LONDON, ENGLAND — Robert Liston was the fastest knife in the West End. He could amputate a leg in 21/2 minutes.

He lived during the 1840s at No. 5 Clifford Street, off Bond Street in Mayfair.

His three-story house with tall downstairs windows, elegantly spiralling oak staircase and boot-scraper, now faces the club that invented Buck's fizz.

Liston was an incorrigible bustler, even for a surgeon. He eschewed carriages, visited his patients on horseback, and loved hunting.

Was the red, pulsating tumor in a small boy's neck a straightforward abscess or a dangerous aneurism of the carotid artery?

His reputation for speedy wizardry so choked his waiting room, the butler had to circulate a reviving decanter of madeira and biscuits. When anesthesia was unknown — you had the choice of fuddling with opium or rum, or biting on a cloth-wrapped peg — surgery was a matter of more haste, less pain.

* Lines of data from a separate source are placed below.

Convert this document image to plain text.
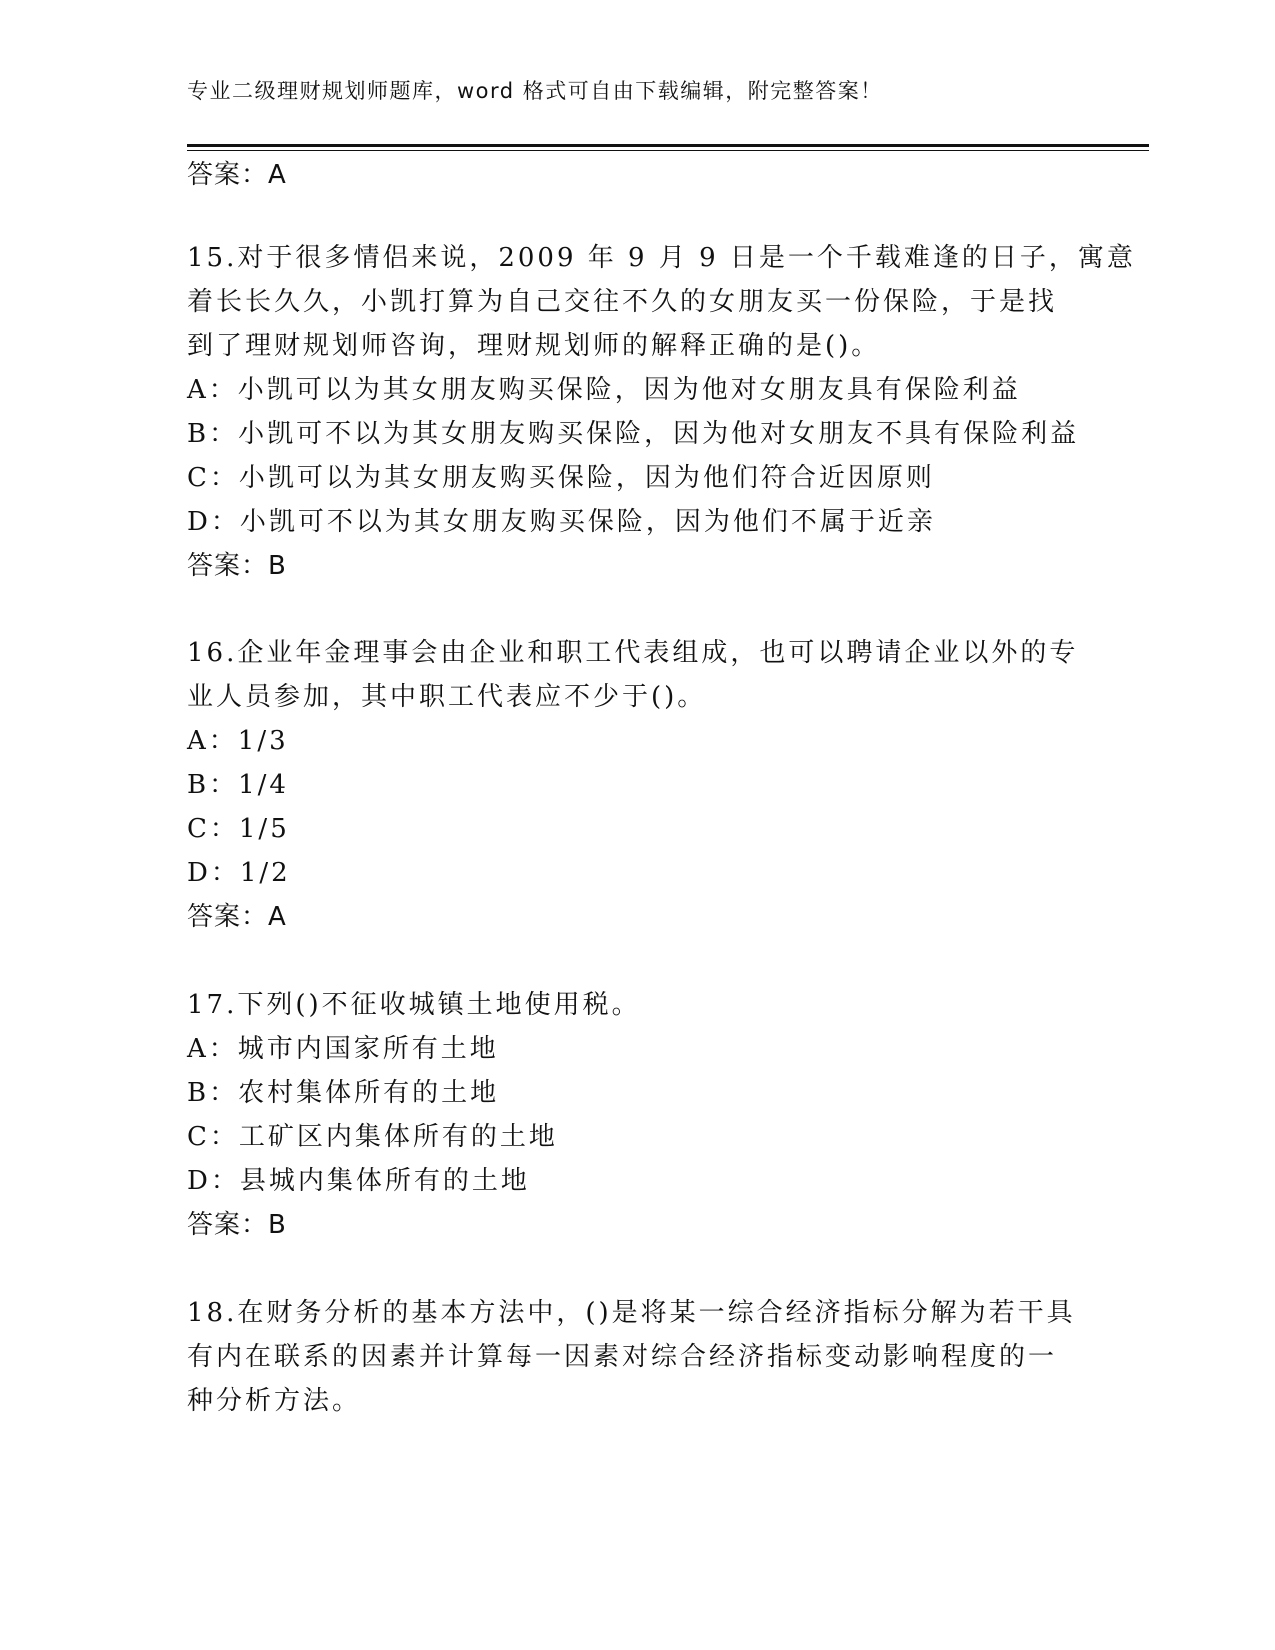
专业二级理财规划师题库，word 格式可自由下载编辑，附完整答案！
答案：A
15.对于很多情侣来说，2009 年 9 月 9 日是一个千载难逢的日子，寓意
着长长久久，小凯打算为自己交往不久的女朋友买一份保险，于是找
到了理财规划师咨询，理财规划师的解释正确的是()。
A：小凯可以为其女朋友购买保险，因为他对女朋友具有保险利益
B：小凯可不以为其女朋友购买保险，因为他对女朋友不具有保险利益
C：小凯可以为其女朋友购买保险，因为他们符合近因原则
D：小凯可不以为其女朋友购买保险，因为他们不属于近亲
答案：B
16.企业年金理事会由企业和职工代表组成，也可以聘请企业以外的专
业人员参加，其中职工代表应不少于()。
A：1/3
B：1/4
C：1/5
D：1/2
答案：A
17.下列()不征收城镇土地使用税。
A：城市内国家所有土地
B：农村集体所有的土地
C：工矿区内集体所有的土地
D：县城内集体所有的土地
答案：B
18.在财务分析的基本方法中，()是将某一综合经济指标分解为若干具
有内在联系的因素并计算每一因素对综合经济指标变动影响程度的一
种分析方法。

He was six foot two, and operated in a bottle-green coat with Wellington boots. He sprung across the bloodstained boards upon his swooning, sweating, strapped down patient like a duelist, calling, "Time me, gentlemen, time me!" to students craning with pocket watches from the iron-railinged galleries.

Everyone swore that the first flash of his knife was followed so swiftly by the rasp of saw on bone that sight and sound seemed simultaneous. To free both hands, he would clasp the bloody knife between his teeth.

Liston invented see-through isinglass adhesive tape, the "bull-dog" artery forceps, and a leg splint still used during World War II. The son of a Scots minister, he graduated from Edinburgh, became first "The Great Northern Anatomist" of Blackwood's Magazine, was rumored enthusiastically to "resurrect" his own corpses.

An abrupt, abrasive, argumentative man, unfailingly charitable to the poor and tender to the sick, impossibly vain, he was vilely unpopular among his fellow surgeons at the Edinburgh Royal Infirmary. He relished operating successfully in the reeking tenements of the Grassmarket and Lawnmarket on patients they had discharged as hopelessly incurable. They conspired to bar him from the wards, banishing him South where he became professor of surgery at University College Hospital in London and made a fortune.

It was Robert Liston who performed, on December 21, 1846, the first operation under anesthesia in Europe. Only comment: "This Yankee dodge beats mesmerism hollow." The leg hit the sawdust in the bucket after 21/2 minutes, but his talent for surgical velocity was already outdated.

Liston's fourth most famous case
Removal in four minutes of a 45-pound scrotal tumor, whose owner had to carry it around in a wheelbarrow.

Liston's third most famous case
Argument with his intern. Was the red, pulsating tumor in a small boy's neck a straightforward abscess of the skin? Or a dangerous aneurism of the carotid artery? "Pooh!" Liston exclaimed impatiently. "Whoever heard of an aneurism in a boy so young?" Flashing a knife from his waistcoat pocket, he lanced it. Intern's note: "Out leaped arterial blood, and the boy fell." The patient died but the artery lives, in the University College Hospital pathology museum, specimen No. 1256.

Liston's second most famous case
Amputated the leg in 2
1/2 minutes, but in his enthusiasm the patient's testicles as well.

Liston's most famous case
Amputated the leg in under 2
1/2 minutes (the patient died afterward in the ward from hospital gangrene, they usually did in those pre-Listerian days). He amputated in addition, the fingers of his young assistant (who died afterward in the ward from hospital gangrene, they usually did in those pre-Listerian days). He also slashed through the coattails of a distinguished surgical spectator, who was so terrified that the knife had pierced his vitals he dropped dead from fright.

That was the only operation in history with a 300 percent mortality.